Hussain noted, however, negotiations on IPI have moved quickly under the administration of Pakistani President Asif Ali Zardari.

Nord Stream environmental pressures eases

Environmental officials with nations along the route for the planned Nord Stream gas pipeline to Germany will sanction the project by year's end, officials say.

Nord Stream would travel along a dual route from the Baltic Sea to Germany. Several littoral states have expressed concern over the environmental impact of pipeline construction, which is complicated by World War II munitions along the Baltic Sea floor.

Simon Bonnell, chief engineer of the Nord Stream consortium, said he expects environmental officials in states along the 745-mile route to approve the project by the end of 2009, Itar Tass reports.

Bonnell added that once environmental approval is secured, construction on the project can begin in 2010.

Leonid Grigoryev, director of the Russian branch of the World Wide Fund For Nature, said he saw "no big problems" with the project.

The initial line is expected to carry some 971 billion cubic feet of natural gas each year to European customers by 2011, with a secondary line expected to bring the total annual capacity to 1.9 trillion cubic feet per year.

Nord Stream spokeswoman Irina Vasilyeva said the consortium expects to announce the results of the tender for the second line in the latter half of the year.

Nord, South Stream needed desperately

Pushing South Stream and its Nord Stream counterpart will ease transit risks from Ukraine as Kiev struggles with payment schedules, Gazprom said.

Sergei Kupriyanov, spokesman for Russian gas monopoly Gazprom, said the pipeline projects would "considerably reduce transit risks" for all the regional "suppliers, buyers and ultimate consumers," the Interfax news agency reports.

His concerns come as Gazprom Chief Executive Alexei Miller met with Oleh Dubina, his counterpart at Ukrainian energy company Naftogaz.

Gazprom in January disrupted gas supplies to Ukraine over disputes regarding transit contracts and debts. A new 20-year contract resolving the disputes requires Kiev to settle its monthly gas payment by the seventh of the following month.

Ukraine has faced difficulties meetings its payment schedule as the global economic recession hits Kiev particularly hard, though Moscow has expressed patience until now.

"The information provided to Gazprom at the meeting (with Naftogaz) has demonstrated the financial crisis the Ukrainian company is in and has again proved that questions being raised about Ukraine's ability to pay for Russian gas supplies are not baseless," said Kupriyanov.

The ripple effects from the January row between Moscow and Kiev have put renewed focus on diversifying the regional energy sector.
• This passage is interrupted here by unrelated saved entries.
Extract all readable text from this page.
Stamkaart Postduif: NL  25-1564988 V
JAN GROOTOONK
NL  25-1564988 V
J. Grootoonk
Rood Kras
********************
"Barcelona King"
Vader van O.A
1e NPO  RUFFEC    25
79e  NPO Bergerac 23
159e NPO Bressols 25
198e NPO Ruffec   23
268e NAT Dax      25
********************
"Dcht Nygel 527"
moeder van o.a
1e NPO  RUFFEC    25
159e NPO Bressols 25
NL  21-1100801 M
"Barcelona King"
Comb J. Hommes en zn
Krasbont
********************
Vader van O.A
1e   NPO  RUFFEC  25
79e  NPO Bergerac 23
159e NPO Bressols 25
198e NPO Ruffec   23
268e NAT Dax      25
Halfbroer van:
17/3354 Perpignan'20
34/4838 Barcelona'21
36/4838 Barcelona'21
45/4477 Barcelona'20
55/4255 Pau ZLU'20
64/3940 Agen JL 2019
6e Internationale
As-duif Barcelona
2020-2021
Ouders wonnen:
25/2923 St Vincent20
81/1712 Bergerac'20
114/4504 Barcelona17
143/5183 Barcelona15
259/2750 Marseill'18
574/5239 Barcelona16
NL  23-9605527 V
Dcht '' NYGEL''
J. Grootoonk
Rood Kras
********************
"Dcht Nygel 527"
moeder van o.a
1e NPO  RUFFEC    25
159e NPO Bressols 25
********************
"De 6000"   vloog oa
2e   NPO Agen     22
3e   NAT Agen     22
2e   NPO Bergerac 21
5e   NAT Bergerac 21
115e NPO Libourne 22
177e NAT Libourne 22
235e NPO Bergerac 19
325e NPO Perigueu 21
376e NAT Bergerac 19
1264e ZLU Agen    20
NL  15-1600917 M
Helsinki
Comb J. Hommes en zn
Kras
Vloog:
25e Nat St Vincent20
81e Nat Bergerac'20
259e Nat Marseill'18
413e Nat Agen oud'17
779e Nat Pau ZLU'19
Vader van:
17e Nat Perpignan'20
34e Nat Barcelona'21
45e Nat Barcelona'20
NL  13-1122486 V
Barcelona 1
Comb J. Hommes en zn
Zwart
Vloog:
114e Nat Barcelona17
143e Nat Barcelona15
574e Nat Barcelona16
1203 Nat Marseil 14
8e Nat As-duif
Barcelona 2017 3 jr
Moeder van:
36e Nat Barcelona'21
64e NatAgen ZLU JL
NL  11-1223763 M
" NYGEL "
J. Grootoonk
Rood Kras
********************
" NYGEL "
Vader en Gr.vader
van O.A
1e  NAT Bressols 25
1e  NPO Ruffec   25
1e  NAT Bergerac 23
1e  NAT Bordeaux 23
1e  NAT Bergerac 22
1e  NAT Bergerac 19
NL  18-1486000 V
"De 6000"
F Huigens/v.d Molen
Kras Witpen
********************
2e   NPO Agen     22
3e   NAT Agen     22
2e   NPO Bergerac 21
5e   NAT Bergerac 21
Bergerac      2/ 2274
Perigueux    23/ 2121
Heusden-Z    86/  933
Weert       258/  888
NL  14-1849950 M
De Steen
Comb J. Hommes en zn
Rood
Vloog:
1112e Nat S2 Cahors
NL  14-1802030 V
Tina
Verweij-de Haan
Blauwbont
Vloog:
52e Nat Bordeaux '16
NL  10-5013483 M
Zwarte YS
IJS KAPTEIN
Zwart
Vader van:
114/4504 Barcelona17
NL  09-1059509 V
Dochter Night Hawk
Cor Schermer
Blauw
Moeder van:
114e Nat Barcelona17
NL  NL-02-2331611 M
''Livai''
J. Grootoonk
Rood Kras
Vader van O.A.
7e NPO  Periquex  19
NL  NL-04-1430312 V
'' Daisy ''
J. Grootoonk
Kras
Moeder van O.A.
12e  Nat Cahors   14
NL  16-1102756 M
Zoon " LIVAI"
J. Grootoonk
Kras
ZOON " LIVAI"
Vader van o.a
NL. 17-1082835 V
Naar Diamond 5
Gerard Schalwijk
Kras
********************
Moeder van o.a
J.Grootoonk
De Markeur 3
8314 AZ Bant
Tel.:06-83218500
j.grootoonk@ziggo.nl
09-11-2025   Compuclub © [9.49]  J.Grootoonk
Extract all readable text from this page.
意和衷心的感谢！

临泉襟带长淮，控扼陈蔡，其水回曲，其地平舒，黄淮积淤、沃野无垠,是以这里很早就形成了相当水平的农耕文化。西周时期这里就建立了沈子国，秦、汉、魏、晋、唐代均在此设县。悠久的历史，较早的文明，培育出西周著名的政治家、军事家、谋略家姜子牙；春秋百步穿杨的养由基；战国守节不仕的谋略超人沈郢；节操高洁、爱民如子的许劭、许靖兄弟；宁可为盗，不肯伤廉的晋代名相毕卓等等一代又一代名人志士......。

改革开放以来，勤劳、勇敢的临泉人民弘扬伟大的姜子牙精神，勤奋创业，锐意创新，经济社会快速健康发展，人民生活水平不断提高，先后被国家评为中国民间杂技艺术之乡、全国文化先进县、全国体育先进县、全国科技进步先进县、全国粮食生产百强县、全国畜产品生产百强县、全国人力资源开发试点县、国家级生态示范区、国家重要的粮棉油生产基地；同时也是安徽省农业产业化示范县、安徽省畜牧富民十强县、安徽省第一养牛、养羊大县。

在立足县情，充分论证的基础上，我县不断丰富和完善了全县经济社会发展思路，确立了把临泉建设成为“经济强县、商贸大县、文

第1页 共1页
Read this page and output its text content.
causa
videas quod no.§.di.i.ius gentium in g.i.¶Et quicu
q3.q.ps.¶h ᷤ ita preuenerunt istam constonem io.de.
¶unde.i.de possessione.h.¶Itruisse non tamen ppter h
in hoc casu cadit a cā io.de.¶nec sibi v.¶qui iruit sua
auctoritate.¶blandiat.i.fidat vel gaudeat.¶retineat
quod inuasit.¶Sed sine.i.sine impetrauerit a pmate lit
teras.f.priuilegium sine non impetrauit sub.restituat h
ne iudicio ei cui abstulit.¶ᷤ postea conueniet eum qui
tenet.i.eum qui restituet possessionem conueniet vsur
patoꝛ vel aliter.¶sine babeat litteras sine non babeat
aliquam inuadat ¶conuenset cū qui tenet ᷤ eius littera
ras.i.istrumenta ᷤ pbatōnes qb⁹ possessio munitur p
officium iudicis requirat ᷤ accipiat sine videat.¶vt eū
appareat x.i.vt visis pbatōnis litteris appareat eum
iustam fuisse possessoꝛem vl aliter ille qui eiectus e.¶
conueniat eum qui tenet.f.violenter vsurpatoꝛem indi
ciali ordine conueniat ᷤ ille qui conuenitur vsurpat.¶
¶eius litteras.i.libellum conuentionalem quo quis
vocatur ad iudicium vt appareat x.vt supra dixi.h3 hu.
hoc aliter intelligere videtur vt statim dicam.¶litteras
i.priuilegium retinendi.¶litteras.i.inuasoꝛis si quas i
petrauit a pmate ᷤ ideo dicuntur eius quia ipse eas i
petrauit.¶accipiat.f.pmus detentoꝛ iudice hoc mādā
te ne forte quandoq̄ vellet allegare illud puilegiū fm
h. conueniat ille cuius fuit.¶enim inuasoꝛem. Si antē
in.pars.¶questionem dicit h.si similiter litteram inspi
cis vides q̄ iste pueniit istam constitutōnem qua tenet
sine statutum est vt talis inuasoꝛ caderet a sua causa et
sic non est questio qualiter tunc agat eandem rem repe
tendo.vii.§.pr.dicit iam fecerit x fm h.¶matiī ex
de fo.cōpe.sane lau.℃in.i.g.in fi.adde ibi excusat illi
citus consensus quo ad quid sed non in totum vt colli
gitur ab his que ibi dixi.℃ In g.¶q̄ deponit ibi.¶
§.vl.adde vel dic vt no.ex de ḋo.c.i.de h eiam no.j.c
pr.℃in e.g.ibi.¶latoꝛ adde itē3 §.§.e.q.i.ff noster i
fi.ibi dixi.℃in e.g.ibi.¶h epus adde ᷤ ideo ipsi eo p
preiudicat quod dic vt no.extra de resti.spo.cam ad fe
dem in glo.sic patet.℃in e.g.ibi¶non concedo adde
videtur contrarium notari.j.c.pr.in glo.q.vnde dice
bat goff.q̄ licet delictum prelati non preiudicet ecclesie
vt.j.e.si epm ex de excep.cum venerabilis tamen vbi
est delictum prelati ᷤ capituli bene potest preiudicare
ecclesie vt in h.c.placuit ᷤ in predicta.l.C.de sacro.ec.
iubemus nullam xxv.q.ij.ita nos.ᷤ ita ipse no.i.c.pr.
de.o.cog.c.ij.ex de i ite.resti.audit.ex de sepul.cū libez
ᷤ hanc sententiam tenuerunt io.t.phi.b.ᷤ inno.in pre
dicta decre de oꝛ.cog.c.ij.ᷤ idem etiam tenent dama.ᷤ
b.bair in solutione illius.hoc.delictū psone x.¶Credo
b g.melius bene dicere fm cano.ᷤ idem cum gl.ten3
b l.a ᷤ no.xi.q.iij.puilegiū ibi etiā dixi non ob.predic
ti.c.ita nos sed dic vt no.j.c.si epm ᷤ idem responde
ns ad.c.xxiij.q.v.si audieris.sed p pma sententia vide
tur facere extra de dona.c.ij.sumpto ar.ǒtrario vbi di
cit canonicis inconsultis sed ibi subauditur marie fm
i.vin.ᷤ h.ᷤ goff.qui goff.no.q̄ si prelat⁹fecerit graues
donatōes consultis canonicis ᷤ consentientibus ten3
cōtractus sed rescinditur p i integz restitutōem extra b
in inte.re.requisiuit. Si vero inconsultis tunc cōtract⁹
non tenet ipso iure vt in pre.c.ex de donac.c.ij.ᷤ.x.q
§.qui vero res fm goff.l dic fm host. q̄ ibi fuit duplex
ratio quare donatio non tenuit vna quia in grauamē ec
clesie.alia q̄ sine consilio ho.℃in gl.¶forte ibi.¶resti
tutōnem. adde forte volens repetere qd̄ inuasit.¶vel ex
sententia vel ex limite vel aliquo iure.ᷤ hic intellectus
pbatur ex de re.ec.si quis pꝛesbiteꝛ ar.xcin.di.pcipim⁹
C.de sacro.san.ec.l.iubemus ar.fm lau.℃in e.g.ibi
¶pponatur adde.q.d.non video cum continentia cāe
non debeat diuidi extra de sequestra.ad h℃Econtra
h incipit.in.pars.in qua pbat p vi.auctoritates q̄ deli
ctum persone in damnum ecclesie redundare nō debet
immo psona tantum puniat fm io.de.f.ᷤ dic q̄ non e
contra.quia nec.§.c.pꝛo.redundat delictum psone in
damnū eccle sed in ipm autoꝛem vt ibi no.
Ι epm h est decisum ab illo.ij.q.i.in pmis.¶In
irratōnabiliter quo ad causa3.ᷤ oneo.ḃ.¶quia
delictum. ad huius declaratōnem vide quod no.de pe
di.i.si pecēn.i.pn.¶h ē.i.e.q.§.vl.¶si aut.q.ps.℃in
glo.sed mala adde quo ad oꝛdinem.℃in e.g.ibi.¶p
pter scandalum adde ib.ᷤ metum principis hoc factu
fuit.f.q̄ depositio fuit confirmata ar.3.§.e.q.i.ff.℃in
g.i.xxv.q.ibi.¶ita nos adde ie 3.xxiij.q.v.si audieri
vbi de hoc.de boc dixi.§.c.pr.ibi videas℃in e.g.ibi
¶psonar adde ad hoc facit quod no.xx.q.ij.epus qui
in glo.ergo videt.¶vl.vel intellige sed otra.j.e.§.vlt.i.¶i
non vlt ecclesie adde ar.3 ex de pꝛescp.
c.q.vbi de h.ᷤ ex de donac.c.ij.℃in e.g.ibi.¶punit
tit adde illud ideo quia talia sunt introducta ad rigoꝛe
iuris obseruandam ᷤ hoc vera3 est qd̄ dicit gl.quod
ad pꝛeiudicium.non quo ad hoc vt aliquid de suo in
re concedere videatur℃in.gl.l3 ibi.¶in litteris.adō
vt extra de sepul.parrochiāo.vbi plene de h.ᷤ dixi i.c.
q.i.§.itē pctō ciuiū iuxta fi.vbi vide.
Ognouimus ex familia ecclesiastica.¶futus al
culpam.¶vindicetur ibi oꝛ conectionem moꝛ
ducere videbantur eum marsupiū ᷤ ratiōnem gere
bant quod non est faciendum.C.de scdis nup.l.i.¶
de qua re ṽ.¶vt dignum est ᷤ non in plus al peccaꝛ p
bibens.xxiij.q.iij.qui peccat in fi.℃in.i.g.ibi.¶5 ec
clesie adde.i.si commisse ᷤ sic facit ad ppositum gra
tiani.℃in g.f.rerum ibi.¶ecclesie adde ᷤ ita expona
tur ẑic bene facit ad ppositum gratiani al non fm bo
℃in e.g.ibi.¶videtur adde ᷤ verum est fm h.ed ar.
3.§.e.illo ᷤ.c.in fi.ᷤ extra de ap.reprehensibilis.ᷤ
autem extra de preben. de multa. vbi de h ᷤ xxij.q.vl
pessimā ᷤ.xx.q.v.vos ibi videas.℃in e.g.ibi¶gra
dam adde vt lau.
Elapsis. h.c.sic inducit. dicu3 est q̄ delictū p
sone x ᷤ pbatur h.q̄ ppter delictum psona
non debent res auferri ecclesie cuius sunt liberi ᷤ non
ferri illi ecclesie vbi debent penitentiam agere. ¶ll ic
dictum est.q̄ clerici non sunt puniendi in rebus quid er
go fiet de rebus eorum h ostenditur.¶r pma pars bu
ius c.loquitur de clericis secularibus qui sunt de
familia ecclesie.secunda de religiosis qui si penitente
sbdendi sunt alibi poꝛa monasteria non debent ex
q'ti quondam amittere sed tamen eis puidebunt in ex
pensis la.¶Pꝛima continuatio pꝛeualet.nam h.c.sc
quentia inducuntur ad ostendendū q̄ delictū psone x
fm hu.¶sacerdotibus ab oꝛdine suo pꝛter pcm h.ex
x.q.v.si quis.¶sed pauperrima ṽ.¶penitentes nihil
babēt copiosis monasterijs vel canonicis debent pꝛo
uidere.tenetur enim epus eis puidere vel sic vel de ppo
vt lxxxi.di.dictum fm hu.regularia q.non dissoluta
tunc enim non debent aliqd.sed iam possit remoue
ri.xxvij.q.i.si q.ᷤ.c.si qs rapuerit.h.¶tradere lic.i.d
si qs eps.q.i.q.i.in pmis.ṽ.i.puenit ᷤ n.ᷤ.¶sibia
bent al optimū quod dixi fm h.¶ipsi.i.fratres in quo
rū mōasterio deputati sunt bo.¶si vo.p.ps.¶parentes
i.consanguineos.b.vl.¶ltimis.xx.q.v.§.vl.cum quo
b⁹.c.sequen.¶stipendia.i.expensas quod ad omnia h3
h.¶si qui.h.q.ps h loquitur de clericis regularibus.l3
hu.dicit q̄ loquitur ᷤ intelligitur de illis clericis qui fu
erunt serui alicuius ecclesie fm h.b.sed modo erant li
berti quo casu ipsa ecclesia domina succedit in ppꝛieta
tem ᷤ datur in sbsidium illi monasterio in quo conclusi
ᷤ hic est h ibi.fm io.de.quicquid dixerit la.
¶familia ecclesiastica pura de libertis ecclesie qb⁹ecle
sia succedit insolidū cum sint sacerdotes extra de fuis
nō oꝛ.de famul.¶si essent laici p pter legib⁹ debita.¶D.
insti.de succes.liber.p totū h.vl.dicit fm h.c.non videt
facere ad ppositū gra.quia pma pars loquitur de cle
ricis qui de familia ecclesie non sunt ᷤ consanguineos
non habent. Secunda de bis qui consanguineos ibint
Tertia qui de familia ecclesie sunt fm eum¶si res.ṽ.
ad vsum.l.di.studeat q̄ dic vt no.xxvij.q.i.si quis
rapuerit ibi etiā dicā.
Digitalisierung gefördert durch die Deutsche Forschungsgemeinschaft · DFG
Europe sees the answer to its energy diversification strategy in the $10.7 billion Nabucco pipeline through Turkey, while Moscow is lobbying for the Nord Stream pipeline to Germany and the South Stream pipeline to Italy and Austria.

Though Brussels has solidified modest support for Nabucco, Kupriyanov said the European Union needs to act aggressively to secure its energy needs.

"The leadership of the EU must give resolute support to efforts to have those projects put into practice as soon as possible," he said.